Parler la même langue pour avancer ensemble
Cette exigence caractéristique de double retour sur investissement cristallise toutes les difficultés de collaboration entre les investisseurs et les entrepreneurs sociaux. Si les premiers n’ont aucun mal à comprendre et à chiffrer la notion de retour financier, il leur est plus difficile d’évaluer le retour social, dont les indicateurs ne correspondent pas à leurs outils de travail habituels. De la même façon, le basculement d’une culture philanthropique vers un modèle d’investissement peut être délicat pour les entreprises sociales, qui doivent se familiariser avec le langage et les exigences des investisseurs. La montée en compétence des parties prenantes est une condition sine qua non de la réussite des projets.
C’est dans le but d’éviter les malentendus et les déceptions que la Fondation Schwab a rédigé le Social Investment Manual, disponible gratuitement sur son site internet. Ce guide, mêlant retours d’expérience et conseils pratiques est une mine d’information pour tous les entrepreneurs sociaux. Il permet à chacun de découvrir les acteurs et le marché des « capitaux sociaux », et de se poser les bonnes questions :
- Le recours à un investisseur social est-il adapté à ma structure et quel impact cela aura-t-il sur ma stratégie et les valeurs que défend mon entreprise ?
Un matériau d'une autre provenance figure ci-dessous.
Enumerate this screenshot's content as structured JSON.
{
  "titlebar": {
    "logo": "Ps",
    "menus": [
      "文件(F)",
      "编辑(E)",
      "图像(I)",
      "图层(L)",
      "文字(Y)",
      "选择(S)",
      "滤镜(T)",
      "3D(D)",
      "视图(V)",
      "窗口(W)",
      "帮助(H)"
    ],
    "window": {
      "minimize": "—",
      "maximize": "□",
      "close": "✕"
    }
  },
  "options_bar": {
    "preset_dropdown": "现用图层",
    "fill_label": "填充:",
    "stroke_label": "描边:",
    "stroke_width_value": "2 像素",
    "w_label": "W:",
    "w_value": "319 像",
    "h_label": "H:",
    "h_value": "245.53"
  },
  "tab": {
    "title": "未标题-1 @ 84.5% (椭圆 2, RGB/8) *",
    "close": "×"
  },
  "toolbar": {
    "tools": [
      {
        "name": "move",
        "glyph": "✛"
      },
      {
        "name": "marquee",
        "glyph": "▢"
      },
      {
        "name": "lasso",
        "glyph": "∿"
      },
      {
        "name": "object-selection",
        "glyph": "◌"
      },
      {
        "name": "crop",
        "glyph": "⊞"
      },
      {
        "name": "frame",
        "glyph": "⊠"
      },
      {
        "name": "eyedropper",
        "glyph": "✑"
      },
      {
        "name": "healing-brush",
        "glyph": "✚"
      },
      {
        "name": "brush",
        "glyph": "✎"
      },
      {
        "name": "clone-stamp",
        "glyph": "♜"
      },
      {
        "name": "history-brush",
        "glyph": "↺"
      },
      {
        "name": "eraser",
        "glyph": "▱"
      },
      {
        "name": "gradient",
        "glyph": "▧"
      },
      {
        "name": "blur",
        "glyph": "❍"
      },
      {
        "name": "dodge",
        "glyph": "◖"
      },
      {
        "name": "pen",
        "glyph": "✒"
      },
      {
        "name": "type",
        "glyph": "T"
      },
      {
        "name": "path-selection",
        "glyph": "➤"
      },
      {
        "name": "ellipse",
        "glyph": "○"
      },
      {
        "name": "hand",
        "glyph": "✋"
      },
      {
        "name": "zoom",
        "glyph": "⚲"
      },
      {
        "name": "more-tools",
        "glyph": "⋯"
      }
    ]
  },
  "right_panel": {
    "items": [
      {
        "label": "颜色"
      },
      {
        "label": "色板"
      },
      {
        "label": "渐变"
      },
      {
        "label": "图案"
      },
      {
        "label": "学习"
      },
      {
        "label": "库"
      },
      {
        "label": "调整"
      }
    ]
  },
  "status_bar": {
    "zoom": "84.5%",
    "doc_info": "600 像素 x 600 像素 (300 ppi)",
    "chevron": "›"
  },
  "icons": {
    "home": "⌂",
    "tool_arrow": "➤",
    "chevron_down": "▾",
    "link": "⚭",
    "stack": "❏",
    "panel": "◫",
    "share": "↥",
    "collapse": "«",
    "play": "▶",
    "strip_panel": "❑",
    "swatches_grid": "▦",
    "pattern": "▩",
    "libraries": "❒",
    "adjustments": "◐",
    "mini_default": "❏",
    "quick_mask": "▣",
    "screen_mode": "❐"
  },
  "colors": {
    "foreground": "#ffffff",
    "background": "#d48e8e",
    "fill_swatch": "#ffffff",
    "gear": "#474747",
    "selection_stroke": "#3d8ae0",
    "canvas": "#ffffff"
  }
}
- Quels types de financement pour mon profil de risque et mes capacités de rémunération (dette, ouverture du capital, joint venture…) ?
- Comment entrer en contact et communiquer avec les investisseurs potentiels ?
En France, l’ISR domine
Cette approche entrepreneuriale de la finance sociale est encore peu développée en France, où on lui préfère l’ISR. L’Investissement Socialement Responsable est né de deux constats : (1) les facteurs environnementaux, sociaux et de gouvernance ont un impact sur la performance d’une entreprise et (2) les investisseurs institutionnels accordent une importance croissante à l’éthique dans la constitution de leur portefeuille.
Pour qualifier des actifs d’ISR, pas de règles précises mais un principe de base, la prise en compte de critères extra-financiers dans l’évaluation. Cela signifie qu’en plus des critères financiers, les émetteurs des titres sont sélectionnés en fonction de critères ESG (Environnementaux, Sociaux et de Gouvernance).
Si le cadre de l’ISR est encore aujourd’hui très souple, les acteurs de la finance responsable misent sur la transparence et le recours à des agences de notation extra-financières telle que Vigeo. Les investisseurs institutionnels se mobilisent également, l’initiative la plus notable étant celle de la Caisse des Dépôts, partenaire principal de l’ONU pour l’élaboration des Principes pour l’Investissement Responsable (PRI) du Programme des Nations Unies pour l’Environnement. Les PRI comptaient 800 signataires fin 2010, dont 70 français (source : Novethic).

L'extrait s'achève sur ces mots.